Think of a human as a computer. There is short term memory bank and long term memories storage. The short term memory is living the experience. Long term memory is the collage of experiences, where lessons are derived and where life decisions are calculated. In the case of humans, when we are more “present” in the moment when are in tuned with our emotions, and we are “being” who we are without assigning too much casual weight to the experiences we feel alive. That living can be horrible or Joyful, but there is no explaining away how one feels and what one is during that time. For us, the memory, the long term storage is what we use to guess at the future, and what we use to derive meaning from the world. The memories are reflections of patterns that we see in the world and determine all the action that we do. The long term memories are where the past actions are combined to allow a person to rationally assign fear to situations that are realistically not present.
Despite the fact that no one knows the future, the human mind is capable of creating a “present”, or a notional future, in which the persona of the person can live out the fantasy in a way that replicates the “real” or the possibly of reality. The human mind is capable of halting future actions, in the present time, by throwing up examples from the past, after assigning meaning to unlived experiences. This is the basis of fear, of greed, of cautiousness, and ultimately of not living in the now.

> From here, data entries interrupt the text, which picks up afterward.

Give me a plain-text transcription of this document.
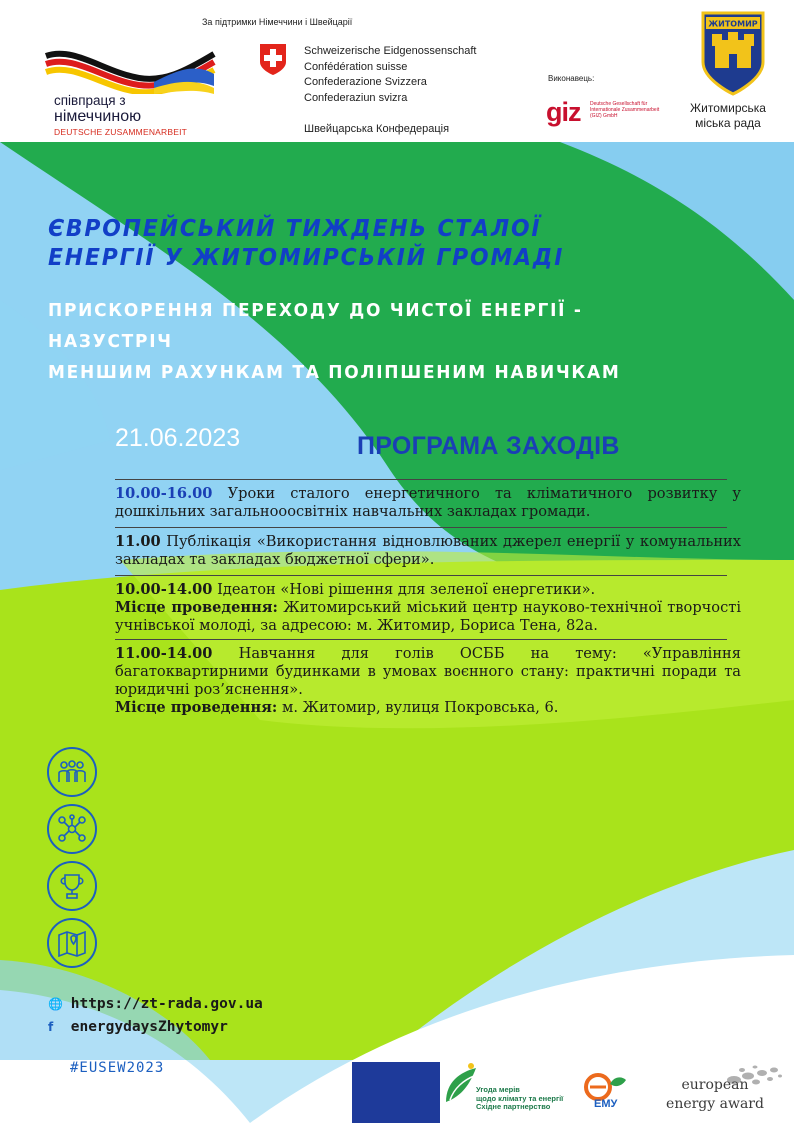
За підтримки Німеччини і Швейцарії
співпраця з
німеччиною
DEUTSCHE ZUSAMMENARBEIT
Schweizerische Eidgenossenschaft
Confédération suisse
Confederazione Svizzera
Confederaziun svizra
Швейцарська Конфедерація
Виконавець:
giz Deutsche Gesellschaft für Internationale Zusammenarbeit (GIZ) GmbH
ЖИТОМИР
Житомирська
міська рада
ЄВРОПЕЙСЬКИЙ ТИЖДЕНЬ СТАЛОЇ
ЕНЕРГІЇ У ЖИТОМИРСЬКІЙ ГРОМАДІ
ПРИСКОРЕННЯ ПЕРЕХОДУ ДО ЧИСТОЇ ЕНЕРГІЇ - НАЗУСТРІЧ
МЕНШИМ РАХУНКАМ ТА ПОЛІПШЕНИМ НАВИЧКАМ
21.06.2023	ПРОГРАМА ЗАХОДІВ

10.00-16.00 Уроки сталого енергетичного та кліматичного розвитку у дошкільних загальноооcвітніх навчальних закладах громади.

11.00 Публікація «Використання відновлюваних джерел енергії у комунальних закладах та закладах бюджетної сфери».

10.00-14.00 Ідеатон «Нові рішення для зеленої енергетики».

Місце проведення: Житомирський міський центр науково-технічної творчості учнівської молоді, за адресою: м. Житомир, Бориса Тена, 82а.

11.00-14.00 Навчання для голів ОСББ на тему: «Управління багатоквартирними будинками в умовах воєнного стану: практичні поради та юридичні роз’яснення».

Місце проведення: м. Житомир, вулиця Покровська, 6.

🌐 https://zt-rada.gov.ua
f energydaysZhytomyr
#EUSEW2023
Угода мерів
щодо клімату та енергії
Східне партнерство	ЕМУ
european
energy award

Each of us has two, yes (2) two, types of selfs. There is the first self, the experiencing self, that which lives and is present in the now. This “self” doesn’t think of the future, doesn’t look to the past, but gets trapped in the moment. It is raw emotion, the person in their root that lives. It can be either conscious or unconscious, depending on the type of life that is being lived. Some people refer to it as the “Elephant”. It doesn’t concern itself with much, but is often over ruled by the second self. The second self, the “Rider” or the long term memory storage bank, see the world in terms of future, past, and creation of memories. It is not living in the present, but rather functions as a “memory” of pictures of what has transpired. What happens here is the “Rider” looks at photographs that the “Elephant” took while on a long ride, not actually looking at the road himself. From those pictures the Rider determines what should be taken from an experience, without actually living in the experience, in order to determine which direction the “Elephant” should be steered.
See, when you are living in the present, you are using the Elephant as a vehicle, and the rider is the analyzer. There is a trick that you can do to increase the Rider’s awareness of the now, and Elephants presence in the now.
First, you can write a journal. This allows the elephant to take notes for the rider, so that the rider has a bigger, more robust picture to take information from. Dually, the Rider will give the elephant, in the future of course, a new way to deal with the present, which they both have a stake in. The elephant cannot know where to go without the Rider, and the Rider cannot get to the destination that the Elephant can take him to without the Big E. (not ego).
Next, you can take pictures of situations in order to remind both the elephant and the Rider of the past, and to help guide to the future.
How we can have two different memory banks in the head that can each make contrary decisions due to how we feed them seems like a recipe for failure, but yet, this is how we are designed. The questions must be raised.
So What?
How do I get them on the same page?
What is the meaning of having two distinctly different functions in the head?
Is there another function in the head that we do not actually want to acknowledge?
Well, maybe in the future I will write about this a little, but for now I just wanted to type.
Peace be with you all.
To gather more information on this, but to give it your own understanding read/watch these:
http://en.wikipedia.org/wiki/The_Happiness_Hypothesis
People may have to write a paper for educational pursuits. The paper may take 30 hours to write, 10 hours of reading is required, and directions have to be followed. The experiencing self will be pissed at all of this, or will be excited at the chance to learn and grow. The long term self will associate the lessons from the experience by considering emotions at the beginning and the end of the experience, as well as the outcome, but more weight will be placed on the outcome. If the grade was an A, the long term self will allow the time and effort of the action. An F will result, the long term self will make sure the action is quit, even if the short term self enjoys it, unless there is a long term goal that has to be realized.
What does this mean?
Even if you are enjoy a thing in the present or you have in the past, if you are living in the past or the future, you will not continue the action if you think (based of the past outcomes – not experiences) that there is no point, you will stop.
People that live in the “now” life FOR the experience without trying to force an outcome.
That is where happiness is – in the enjoyment of the present “Now”.
Contentment is acceptance of the past – AKA your life.
Excitement is acceptance of the future – AKA what is to come.